I unhooked the calendar, looking for a moment at the ballet dancers in the photograph, so serene yet so sad, their beautiful costumes masking the pain of each movement. I folded back the pages until I reached June. I wondered what day it was and guessed it was Monday and the latter half of the month. In the space under the 21st of June was scribbled Tomas’s birthday. I wondered whether I had missed it, or whether it would be soon. I remembered making arrangements to be somewhere, Scott’s place. Perhaps that was today? I scribbled a note for Chrissie, grabbed my rucksack and headed out of the house.
The day was hot again. Scott led me into the garden and poured a glass of minted water. I saw the tree near the wall, exactly as I had that first day when the bricks became glass.
‘What a beautiful tree. What do all the ribbons mean?’
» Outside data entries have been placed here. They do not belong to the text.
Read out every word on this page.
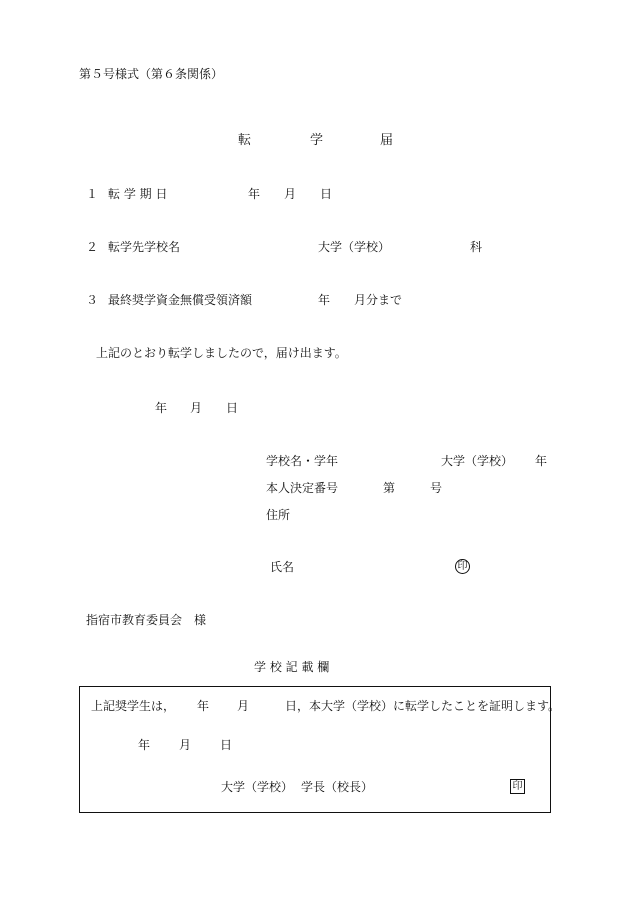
第５号様式（第６条関係）
転	学	届
１ 転 学 期 日	年 月 日
２ 転学先学校名	大学（学校）	科
３ 最終奨学資金無償受領済額	年 月分まで
上記のとおり転学しましたので，届け出ます。
年 月 日
学校名・学年	大学（学校） 年
本人決定番号	第	号
住所
氏名	印
指宿市教育委員会　様
学 校 記 載 欄
上記奨学生は， 年 月	日，本大学（学校）に転学したことを証明します。
年 月 日
大学（学校） 学長（校長）	印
‘They’re offerings. If I ask for something I give something back. It’s a very old oak. Full of power. Touch it.’
We wandered down the garden path and stood in front of the wide trunk. Scott’s slim hand extended towards it. I watched him, searching his expression for any trace of mockery, but found none. My palms tingled in expectation. The wide branches were full of leaves and ribbons. I reached out to touch its rough bark. It felt cool in spite of the sunshine, shaded by its leafy canopy. Scott smiled in approval and I pressed my cheek against the dragon-scales bark and felt a soft, slow heartbeat, so slow I could hardly distinguish when it began or ended, nevertheless I was convinced I could hear it. Pressing my whole body against the tree, I slow danced with nature. Tears washed my face. Beneath the salty wetness I was beaming.